Oligo Phosphorylation
Annealed oligos 400 ng
10X ligation buffer (supplied with 10mM ATP) 3 μl
10 U/μl T4 polynucleotide kinase 2 μl
H20 to 30 μl
Incubate at 37°C for 30 minutes. Use directly for the ligation reaction.
Final concentration of the phosphorylated annealed oligo pair: ~13 ng/μl
Ligation reaction
Combine vector (containing miR30 backbone with BbsI sites) and the insert (annealed oligo) at a
molar ratio of 1:5
Prior to ligation, de-phosphorylate your vector using Antarctic Phosphatase treatment (New England
Biolabs).
Ligation reaction example:
vector (length 4479) 100 ng
insert (length 68) 7.6 ng
10X ligase buffer 2 μl
400U/μl ligase 1 μl
Water X μl
TOTAL 20μl reaction
Incubate
12 h at 15°C
Transformation
Transform DH5α cells with 5 μl of the ligation reaction
30’ on ice
5’ at 42°C
5’ on ice
add 300 μl of SOC media
1 h at 37°C
Plate with appropriate antibiotic
IV. Use of shRNAs in transient transgenic assays
Transgenic preparation
Initial analysis can be performed in transient (F0) transgenics.
For Tol2 vectors:
Combine:
125 ng/μl transgenic plasmid 4 μl
125 ng/μl Tol2 mRNA 4 μl
H20 12 μl
Inject 1nl of the solution into one-cell-stage eggs.
The mass amount of plasmid and transposase injected per embryo will be 25 pg of each.
Note
We found that this concentration is the best ratio for most of the constructs giving high fluorescence
and no necrosis. To increase fluorescence, it is possible to titrate the DNA up to 70 pg but it will
increase necrosis. To avoid necrosis it is possible to coinject 3 ng of p53MO (4).

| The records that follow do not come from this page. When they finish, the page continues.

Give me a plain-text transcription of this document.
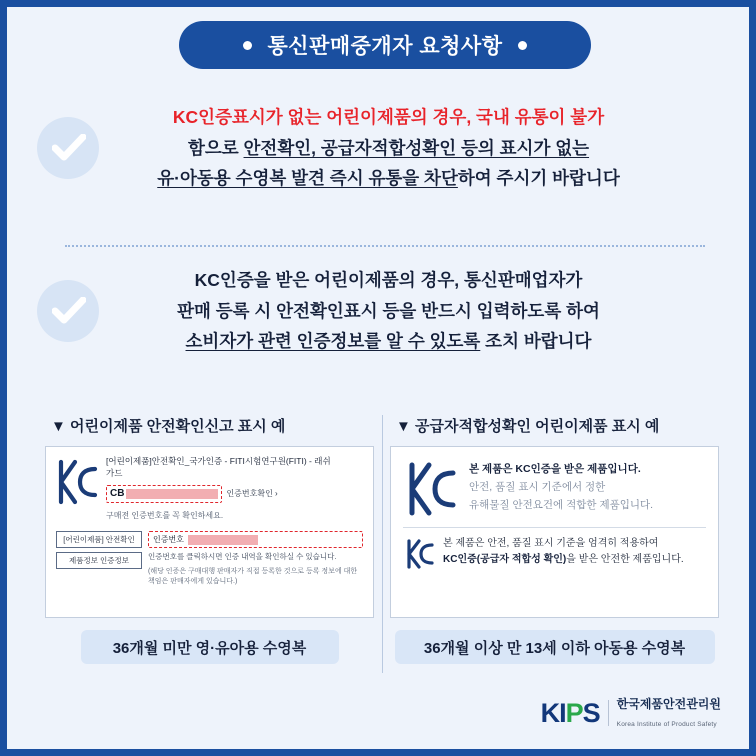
통신판매중개자 요청사항
KC인증표시가 없는 어린이제품의 경우, 국내 유통이 불가
함으로 안전확인, 공급자적합성확인 등의 표시가 없는
유·아동용 수영복 발견 즉시 유통을 차단하여 주시기 바랍니다
KC인증을 받은 어린이제품의 경우, 통신판매업자가
판매 등록 시 안전확인표시 등을 반드시 입력하도록 하여
소비자가 관련 인증정보를 알 수 있도록 조치 바랍니다
▼ 어린이제품 안전확인신고 표시 예
[어린이제품]안전확인_국가인증 - FITI시험연구원(FITI) - 래쉬
가드
CB	인증번호확인 ›
구매전 인증번호를 꼭 확인하세요.
[어린이제품] 안전확인
제품정보 인증정보
인증번호
인증번호를 클릭하시면 인증 내역을 확인하실 수 있습니다.
(해당 인증은 구매대행 판매자가 직접 등록한 것으로 등록 정보에 대한 책임은 판매자에게 있습니다.)
36개월 미만 영·유아용 수영복
▼ 공급자적합성확인 어린이제품 표시 예
본 제품은 KC인증을 받은 제품입니다.
안전, 품질 표시 기준에서 정한
유해물질 안전요건에 적합한 제품입니다.
본 제품은 안전, 품질 표시 기준을 엄격히 적용하여
KC인증(공급자 적합성 확인)을 받은 안전한 제품입니다.
36개월 이상 만 13세 이하 아동용 수영복
KIPS 한국제품안전관리원
Korea Institute of Product Safety
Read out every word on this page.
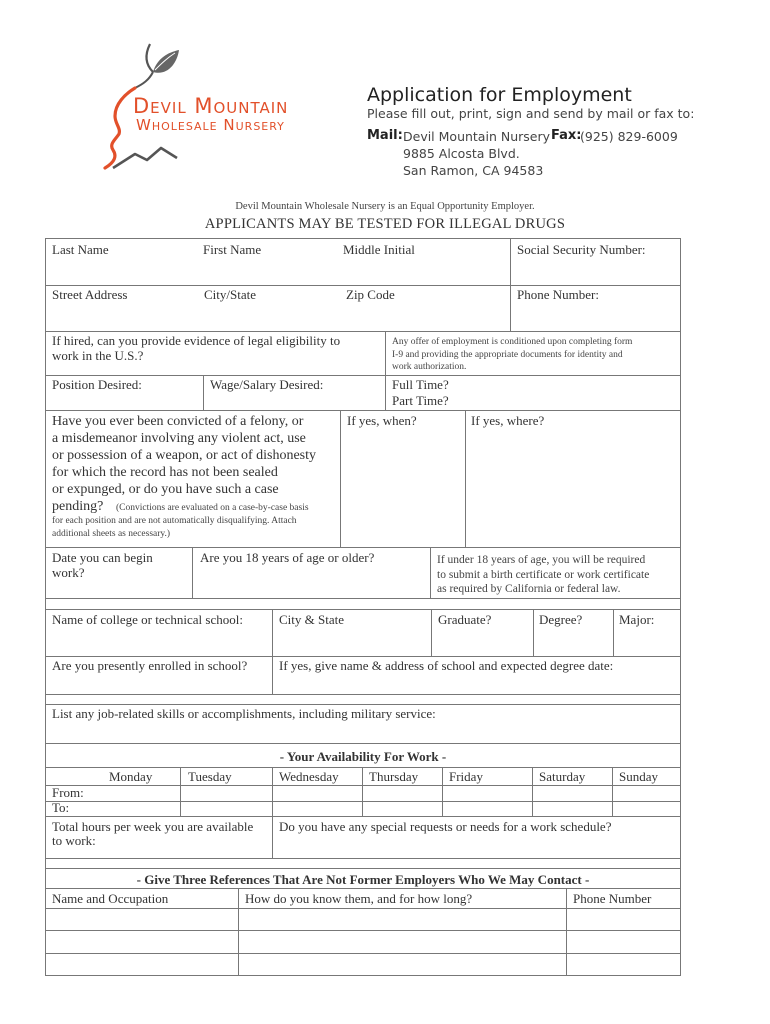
Devil Mountain
Wholesale Nursery
Application for Employment
Please fill out, print, sign and send by mail or fax to:
Mail: Devil Mountain Nursery
9885 Alcosta Blvd.
San Ramon, CA 94583
Fax:
(925) 829-6009
Devil Mountain Wholesale Nursery is an Equal Opportunity Employer.
APPLICANTS MAY BE TESTED FOR ILLEGAL DRUGS
Last Name	First Name	Middle Initial	Social Security Number:
Street Address	City/State	Zip Code	Phone Number:
If hired, can you provide evidence of legal eligibility to
work in the U.S.?
Any offer of employment is conditioned upon completing form
I-9 and providing the appropriate documents for identity and
work authorization.
Position Desired:	Wage/Salary Desired:	Full Time?
Part Time?
Have you ever been convicted of a felony, or
a misdemeanor involving any violent act, use
or possession of a weapon, or act of dishonesty
for which the record has not been sealed
or expunged, or do you have such a case
pending? (Convictions are evaluated on a case-by-case basis
for each position and are not automatically disqualifying. Attach
additional sheets as necessary.)
If yes, when?	If yes, where?
Date you can begin
work?
Are you 18 years of age or older?	If under 18 years of age, you will be required
to submit a birth certificate or work certificate
as required by California or federal law.
Name of college or technical school:	City & State	Graduate?	Degree?	Major:
Are you presently enrolled in school? If yes, give name & address of school and expected degree date:
List any job-related skills or accomplishments, including military service:
- Your Availability For Work -
Monday	Tuesday	Wednesday Thursday Friday	Saturday	Sunday
From:
To:
Total hours per week you are available
to work:
Do you have any special requests or needs for a work schedule?
- Give Three References That Are Not Former Employers Who We May Contact -
Name and Occupation	How do you know them, and for how long?	Phone Number
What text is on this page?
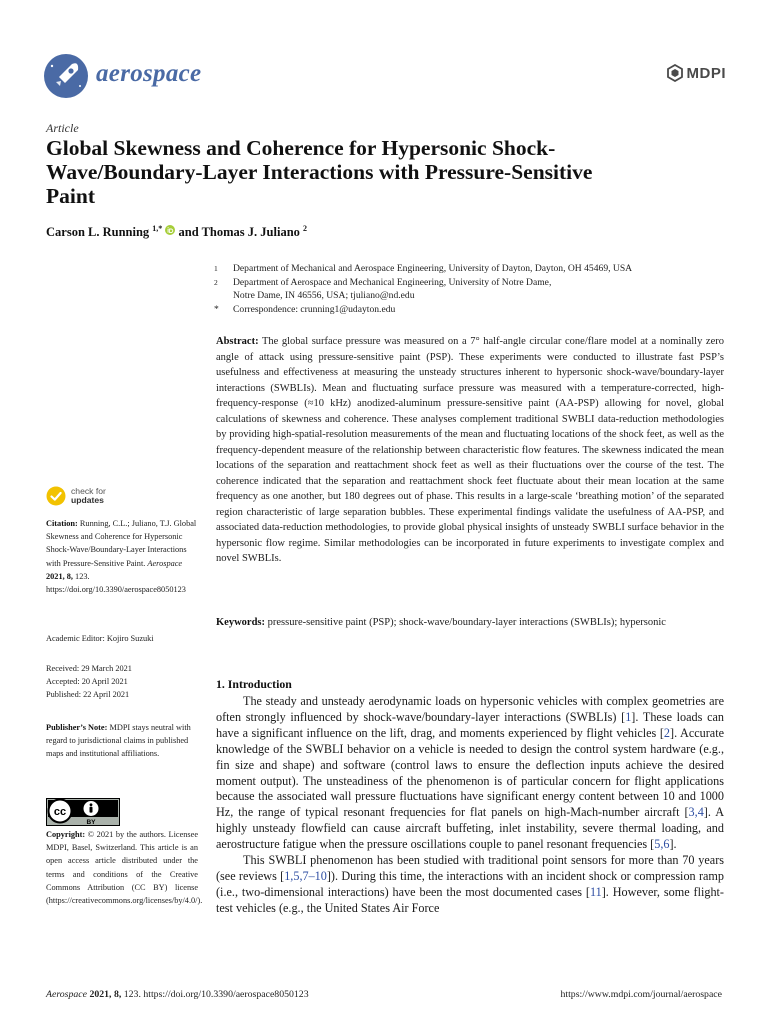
aerospace	MDPI
Article
Global Skewness and Coherence for Hypersonic Shock-Wave/Boundary-Layer Interactions with Pressure-Sensitive Paint
Carson L. Running $^{1,*}$ and Thomas J. Juliano $^2$
1	Department of Mechanical and Aerospace Engineering, University of Dayton, Dayton, OH 45469, USA
2	Department of Aerospace and Mechanical Engineering, University of Notre Dame,
Notre Dame, IN 46556, USA; tjuliano@nd.edu
*	Correspondence: crunning1@udayton.edu
Abstract: The global surface pressure was measured on a 7° half-angle circular cone/flare model at a nominally zero angle of attack using pressure-sensitive paint (PSP). These experiments were conducted to illustrate fast PSP’s usefulness and effectiveness at measuring the unsteady structures inherent to hypersonic shock-wave/boundary-layer interactions (SWBLIs). Mean and fluctuating surface pressure was measured with a temperature-corrected, high-frequency-response (≈10 kHz) anodized-aluminum pressure-sensitive paint (AA-PSP) allowing for novel, global calculations of skewness and coherence. These analyses complement traditional SWBLI data-reduction methodologies by providing high-spatial-resolution measurements of the mean and fluctuating locations of the shock feet, as well as the frequency-dependent measure of the relationship between characteristic flow features. The skewness indicated the mean locations of the separation and reattachment shock feet as well as their fluctuations over the course of the test. The coherence indicated that the separation and reattachment shock feet fluctuate about their mean location at the same frequency as one another, but 180 degrees out of phase. This results in a large-scale ‘breathing motion’ of the separated region characteristic of large separation bubbles. These experimental findings validate the usefulness of AA-PSP, and associated data-reduction methodologies, to provide global physical insights of unsteady SWBLI surface behavior in the hypersonic flow regime. Similar methodologies can be incorporated in future experiments to investigate complex and novel SWBLIs.
Keywords: pressure-sensitive paint (PSP); shock-wave/boundary-layer interactions (SWBLIs); hypersonic
check for
updates
Citation: Running, C.L.; Juliano, T.J. Global Skewness and Coherence for Hypersonic Shock-Wave/Boundary-Layer Interactions with Pressure-Sensitive Paint. Aerospace 2021, 8, 123. https://doi.org/10.3390/aerospace8050123
Academic Editor: Kojiro Suzuki
Received: 29 March 2021
Accepted: 20 April 2021
Published: 22 April 2021
Publisher’s Note: MDPI stays neutral with regard to jurisdictional claims in published maps and institutional affiliations.
cc
BY
Copyright: © 2021 by the authors. Licensee MDPI, Basel, Switzerland. This article is an open access article distributed under the terms and conditions of the Creative Commons Attribution (CC BY) license (https://creativecommons.org/licenses/by/4.0/).
1. Introduction

The steady and unsteady aerodynamic loads on hypersonic vehicles with complex geometries are often strongly influenced by shock-wave/boundary-layer interactions (SWBLIs) [1]. These loads can have a significant influence on the lift, drag, and moments experienced by flight vehicles [2]. Accurate knowledge of the SWBLI behavior on a vehicle is needed to design the control system hardware (e.g., fin size and shape) and software (control laws to ensure the deflection inputs achieve the desired moment output). The unsteadiness of the phenomenon is of particular concern for flight applications because the associated wall pressure fluctuations have significant energy content between 10 and 1000 Hz, the range of typical resonant frequencies for flat panels on high-Mach-number aircraft [3,4]. A highly unsteady flowfield can cause aircraft buffeting, inlet instability, severe thermal loading, and aerostructure fatigue when the pressure oscillations couple to panel resonant frequencies [5,6].

This SWBLI phenomenon has been studied with traditional point sensors for more than 70 years (see reviews [1,5,7–10]). During this time, the interactions with an incident shock or compression ramp (i.e., two-dimensional interactions) have been the most documented cases [11]. However, some flight-test vehicles (e.g., the United States Air Force

Aerospace 2021, 8, 123. https://doi.org/10.3390/aerospace8050123	https://www.mdpi.com/journal/aerospace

Expect between 20-50% of dead/deformed embryos as a sign that the transposase is active and
transposition is occurring.
For meganuclease vectors:
Combine
150 ng/μl transgenic plasmid 4 μl
5 U/μl ISce-I 2 μl
10X ISce-I buffer 2 μl
H20 12 μl
Inject 1nl of the solution into one-cell-stage eggs
The concentration of plasmid/meganuclease injected per embryo will be 30 pg/0.5 U
Note
We found that this concentration is the best ratio for most of the constructs giving high fluorescence
and no necrosis. To increase fluorescence it is possible to titrate the DNA up to 70 pg but it will
increase necrosis.
Subsequent steps
• Score embryos for fluorescent protein expression.
• Quantify gene knockdown by qPCR.
• Score fluorescent embryos for phenotype.
• Attempt rescue of phenotype by injection or expression of target gene RNA that does not bind
siRNA.
REFERENCES
1. Dong M, Fu YF, Du TT, Jing CB, Fu CT, Chen Y, Jin Y, Deng M, Liu TX. Heritable and lineagespecific
gene knockdown in zebrafish embryo. PloS one. 2009;4, e6125.
2. De Rienzo G, Gutzman J, Sive H. Efficient shRNA-mediated inhibition of Gene Expression in
Zebrafish. Zebrafish. July 2012. http://online.liebertpub.com/doi/abs/10.1089/zeb.2012.0770
3. Villefranc JA, Amigo J, Lawson ND. Gateway compatible vectors for analysis of gene function in
the zebrafish. Dev Dyn. 2007;236:3077-3087.
4. Kwan KM, Fujimoto E, Grabher C, Mangum BD, Hardy ME, Campbell DS, Parant JM, Yost HJ,
Kanki JP, Chien CB. The Tol2kit: A multisite gateway-based construction kit for Tol2 transposon
transgenesis constructs. Dev Dyn. 2007;236:3088-3099.
5. Robu ME, Larson JD, Nasevicius A, Beiraghi S, Brenner C, Farber SA, Ekker SC. p53 activation
by knockdown technologies. PLoS Genet. 2007;3:e78.